2 Days in Genoa
Genoa is a lively bustling city with a grandiose fusion of old and new. Arguably most know as being the port city where Christopher Columbus spent his formative years, the city is also an opulent representation of centuries old palatial architecture. In this blog post, I’ll give you some ideas of what to do with 1-2 days exploring Genoa.
Stay somewhere near the Piazza De Ferrari. From here, it’s an easy walk to all of the major sightseeing in Genoa. We stayed at Hotel Bristol Palace and loved it.
Visit the house that Christopher Columbus once lived in
This is where Christopher Columbus once lived, but technically it’s an 18th century recreation from the ruins of the old home. It’s an easy stop in the city. We paid 3 Euro to go inside, and it wasn’t really worth it. It’s a small space and really only has some signage inside that tells about his life. The exterior is really cool though so definitely stop by.
Walk through Porta Soprana
Right up the road from the Columbus House is Port Soprano, Walk through the gates of these ancient 12th century walls of Genoa.
Visit the San Lorenzo Cathedral
This Cathedral is stunning with the black and white stripes throughout.
View the Piazza De Ferrari
This stunning square is the main square of Genoa with its beautiful fountain and ornate surrounding buildings. Close by are both the old and new parts of the city. Walk southeast to find modern shops like H&M and Sephora (sometimes housed in gorgeous old architecture), or walk north into little cobblestone streets with interesting coffee shops, restaurants and palaces.
Take a stroll along Via Garibaldi
This is a really amazing historic street to walk down, with many palatial residences built by Genoese aristocrats during the Renaissance. The building facades are colorful and ornate. You can peek into a few buildings by wandering into their entrances. A few have also become museums. Poke around and enjoy the centuries old architecture and fresco paintings.
Have Lunch at Cambi Cafe, a beautiful restaurant right on Via Garibaldi
There is a lovely restaurant called Cambi Cafe to dine in right on Via Garibaldi, with a lush patio with lots of shade and a great ambiance. We sipped cappuccinos and ate delicious caprese salad and pasta.
Dine in an old palace at Les Rouges Cucina & Cocktails
Are you sick of Palaces yet? Not too fast, this is a must! Go to dinner at Les Rouges Cucina & Cocktails, an old Palace that has been partially converted into a restaurant. I love finding gems like this.
Visit the Galleria Nazionale di Palazzo Spinola
This museum was once an aristocratic residence from the 16th century, decorated with frescoes and paintings from the period. It’s most famous for its “Hall of Mirrors,” a smaller scale version of the more famous Hall of Mirrors in the Palace of Versailles.

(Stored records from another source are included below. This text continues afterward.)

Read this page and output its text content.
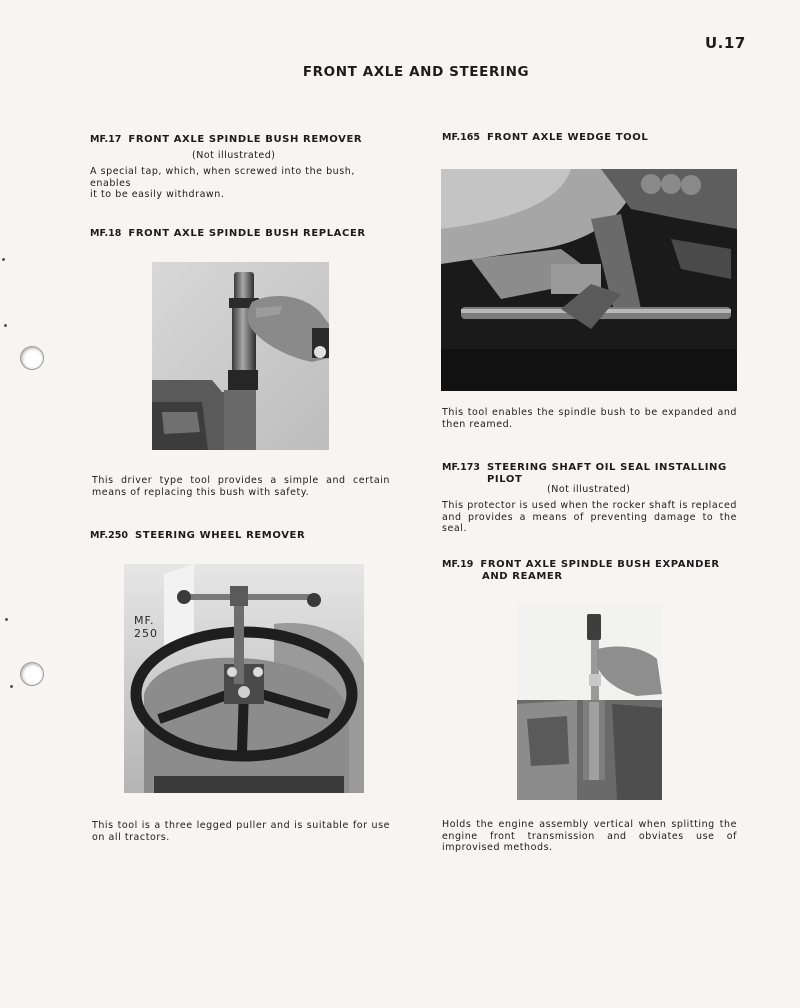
U.17
FRONT AXLE AND STEERING
MF.17 FRONT AXLE SPINDLE BUSH REMOVER
(Not illustrated)
A special tap, which, when screwed into the bush, enables
it to be easily withdrawn.
MF.18 FRONT AXLE SPINDLE BUSH REPLACER
This driver type tool provides a simple and certain means of replacing this bush with safety.
MF.250 STEERING WHEEL REMOVER
MF.
250
This tool is a three legged puller and is suitable for use on all tractors.
MF.165 FRONT AXLE WEDGE TOOL
This tool enables the spindle bush to be expanded and then reamed.
MF.173 STEERING SHAFT OIL SEAL INSTALLING
PILOT
(Not illustrated)
This protector is used when the rocker shaft is replaced and provides a means of preventing damage to the seal.
MF.19 FRONT AXLE SPINDLE BUSH EXPANDER
AND REAMER
Holds the engine assembly vertical when splitting the engine front transmission and obviates use of improvised methods.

Explore the Port & have Lunch at Eaterly
The port of Genoa has a couple of oceanside restaurants, an Aquarium (great for families), and a large pirate shop called Vascello Neptunea that’s a 17th century replica of a Spanish sailing ship. It’s all a bit cheesy, but there are some beautiful views and its worth a short walk to see the water and some of the beautiful colorful buildings, most notable is Palazzo San Giorgio. Wander around here and grab lunch with a view at Eaterly.
Visit the Museo di Palazzo Reale
You can use your ticket from Galleria Nazionale di Palazzo Spinola to also go to the Museo di Palazzo Reale. Noticing a theme yet? There are a LOT of Palaces in Genoa. This one has some amazing rooms to view on the interior, but the exterior balcony is incredibly beautiful.
Dinner at Piazza dei Tessitori
Piazza dei Tessitori is a lively square with outdoor seating, great street art, food and drinks. It’s a casual spot that feels very local. Stop in for some focaccia and a delicious gin cocktail.
Late Night Drinks at the Bohemian La Bottega Del Conte
Brush up on your Italian before you head to this cute little bohemian bar. This bar is owned by two local artists, and they occasionally have live music downstairs. It feels like you’ve stepped back in time into old Europe. Ordering drinks was difficult with the language barrier, but it was well worth the ambiance.